If i am not wrong, what happens in optional parameters is that, we have one or more optional parameters, and in the method implementation we do an if else or a when check and have more than one method flow and achieve that. But normally an OO language is capable of matching which version of the method was called instead of you manually going and running a if else check or a when check on the optional parameter and then decide what flow you want, we could be erroneous in trying to handle all the cases.

regards,

Kavitha

Message was edited by:

Kavitha S P

former_member183804
Active Contributor
0 Kudos
200

Hello Kavitha,

While both ABAP and Java are OO languages they also have there differences. Java supports overloading of methods and identifies parameters by position.

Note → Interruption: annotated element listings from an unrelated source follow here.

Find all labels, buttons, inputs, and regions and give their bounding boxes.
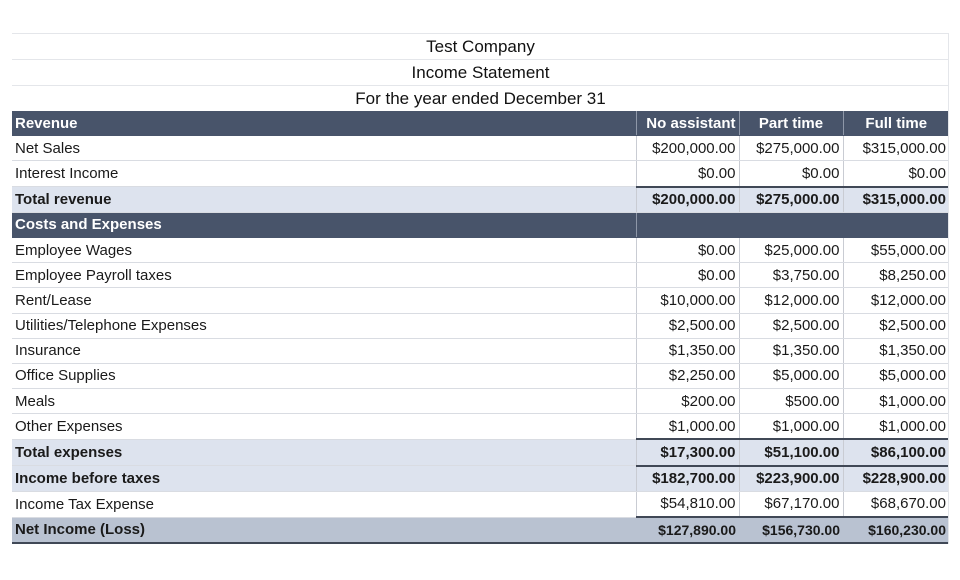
cell-value[interactable]: $17,300.00 — [635, 438, 739, 467]
cell-value[interactable]: $51,100.00 — [738, 438, 843, 467]
table-row: Utilities/Telephone Expenses $2,500.00 $… — [12, 313, 949, 339]
revenue-section-header[interactable]: Revenue — [12, 111, 636, 137]
header-row: Revenue No assistant Part time Full time — [12, 111, 949, 137]
cell-value[interactable]: $12,000.00 — [738, 287, 843, 314]
cell-value[interactable]: $275,000.00 — [738, 135, 843, 162]
cell-value[interactable]: $86,100.00 — [842, 438, 949, 467]
table-row: Insurance $1,350.00 $1,350.00 $1,350.00 — [12, 338, 949, 364]
cell-value[interactable]: $1,000.00 — [738, 413, 843, 440]
row-label[interactable]: Utilities/Telephone Expenses — [12, 313, 636, 339]
row-label[interactable]: Total revenue — [12, 186, 636, 213]
cell-value[interactable]: $0.00 — [635, 160, 739, 188]
row-label[interactable]: Meals — [12, 388, 636, 415]
table-row: Office Supplies $2,250.00 $5,000.00 $5,0… — [12, 363, 949, 390]
income-before-taxes-row: Income before taxes $182,700.00 $223,900… — [12, 464, 949, 492]
row-label[interactable]: Net Income (Loss) — [12, 517, 636, 545]
statement-title: Income Statement — [12, 59, 949, 85]
cell-value[interactable]: $2,250.00 — [635, 363, 739, 390]
row-label[interactable]: Employee Wages — [12, 237, 636, 264]
row-label[interactable]: Net Sales — [12, 135, 636, 162]
cell-value[interactable]: $10,000.00 — [635, 287, 739, 314]
expenses-section-header[interactable]: Costs and Expenses — [12, 212, 636, 238]
row-label[interactable]: Income before taxes — [12, 465, 636, 492]
cell-value[interactable]: $315,000.00 — [842, 185, 949, 213]
cell-value[interactable]: $1,000.00 — [842, 388, 949, 415]
cell-value[interactable]: $3,750.00 — [738, 262, 843, 289]
cell-value[interactable]: $8,250.00 — [842, 262, 949, 289]
row-label[interactable]: Office Supplies — [12, 363, 636, 390]
table-row: Meals $200.00 $500.00 $1,000.00 — [12, 388, 949, 415]
cell-value[interactable]: $1,000.00 — [635, 413, 739, 440]
table-row: Employee Payroll taxes $0.00 $3,750.00 $… — [12, 262, 949, 289]
cell-value[interactable]: $156,730.00 — [739, 515, 843, 545]
row-label[interactable]: Employee Payroll taxes — [12, 262, 636, 289]
cell-value[interactable]: $200,000.00 — [635, 135, 739, 162]
cell-value[interactable]: $12,000.00 — [842, 287, 949, 314]
row-label[interactable]: Rent/Lease — [12, 287, 636, 314]
column-header-no-assistant[interactable]: No assistant — [635, 111, 739, 137]
cell-value[interactable]: $0.00 — [635, 237, 739, 264]
cell-value[interactable]: $127,890.00 — [636, 515, 739, 545]
row-label[interactable]: Insurance — [12, 338, 636, 364]
cell-value[interactable]: $1,350.00 — [635, 338, 739, 364]
row-label[interactable]: Total expenses — [12, 439, 636, 467]
cell-value[interactable]: $2,500.00 — [738, 313, 843, 339]
cell-value[interactable]: $200,000.00 — [635, 185, 739, 213]
cell-value[interactable]: $223,900.00 — [738, 464, 843, 492]
cell-value[interactable]: $1,350.00 — [842, 338, 949, 364]
cell-value[interactable]: $25,000.00 — [738, 237, 843, 264]
grid-edge — [948, 33, 949, 545]
net-income-row: Net Income (Loss) $127,890.00 $156,730.0… — [12, 515, 949, 545]
cell-value[interactable]: $54,810.00 — [635, 491, 739, 518]
cell-value[interactable]: $68,670.00 — [842, 491, 949, 518]
cell-value[interactable]: $55,000.00 — [842, 237, 949, 264]
empty-cell[interactable] — [843, 212, 949, 238]
cell-value[interactable]: $2,500.00 — [635, 313, 739, 339]
row-label[interactable]: Income Tax Expense — [12, 491, 636, 518]
column-header-full-time[interactable]: Full time — [842, 111, 949, 137]
empty-cell[interactable] — [635, 212, 739, 238]
row-label[interactable]: Other Expenses — [12, 413, 636, 440]
cell-value[interactable]: $5,000.00 — [842, 363, 949, 390]
table-row: Net Sales $200,000.00 $275,000.00 $315,0… — [12, 135, 949, 162]
table-row: Other Expenses $1,000.00 $1,000.00 $1,00… — [12, 413, 949, 440]
cell-value[interactable]: $0.00 — [842, 160, 949, 188]
cell-value[interactable]: $1,000.00 — [842, 413, 949, 440]
cell-value[interactable]: $315,000.00 — [842, 135, 949, 162]
period-title: For the year ended December 31 — [12, 85, 949, 111]
table-row: Rent/Lease $10,000.00 $12,000.00 $12,000… — [12, 287, 949, 314]
column-header-part-time[interactable]: Part time — [738, 111, 843, 137]
total-revenue-row: Total revenue $200,000.00 $275,000.00 $3… — [12, 185, 949, 213]
cell-value[interactable]: $2,500.00 — [842, 313, 949, 339]
company-title: Test Company — [12, 33, 949, 59]
cell-value[interactable]: $160,230.00 — [843, 515, 949, 545]
cell-value[interactable]: $0.00 — [635, 262, 739, 289]
total-expenses-row: Total expenses $17,300.00 $51,100.00 $86… — [12, 438, 949, 467]
cell-value[interactable]: $0.00 — [738, 160, 843, 188]
cell-value[interactable]: $67,170.00 — [738, 491, 843, 518]
cell-value[interactable]: $200.00 — [635, 388, 739, 415]
income-tax-row: Income Tax Expense $54,810.00 $67,170.00… — [12, 491, 949, 518]
cell-value[interactable]: $1,350.00 — [738, 338, 843, 364]
row-label[interactable]: Interest Income — [12, 160, 636, 188]
income-statement-table: Revenue No assistant Part time Full time… — [12, 111, 949, 545]
cell-value[interactable]: $500.00 — [738, 388, 843, 415]
income-statement-sheet: Test Company Income Statement For the ye… — [12, 33, 949, 545]
cell-value[interactable]: $275,000.00 — [738, 185, 843, 213]
cell-value[interactable]: $5,000.00 — [738, 363, 843, 390]
cell-value[interactable]: $228,900.00 — [842, 464, 949, 492]
empty-cell[interactable] — [739, 212, 843, 238]
expenses-section-header-row: Costs and Expenses — [12, 212, 949, 238]
table-row: Interest Income $0.00 $0.00 $0.00 — [12, 160, 949, 188]
table-row: Employee Wages $0.00 $25,000.00 $55,000.… — [12, 237, 949, 264]
cell-value[interactable]: $182,700.00 — [635, 464, 739, 492]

ABAP has no overloading of methods, identifies parameters by name and has optional formal parameters. With optional parameters you may simulate overloading to some extend, but honestly spoken stressing this too much results in unclear signatures. Using similar names is an alternative too.

Another interesting think are interfaces (and their methods). In Java some magic matching takes place; in ABAP interfaces form a name space of their own. So there are possibly multiple IF_SOMETHING~GET_NAME methods.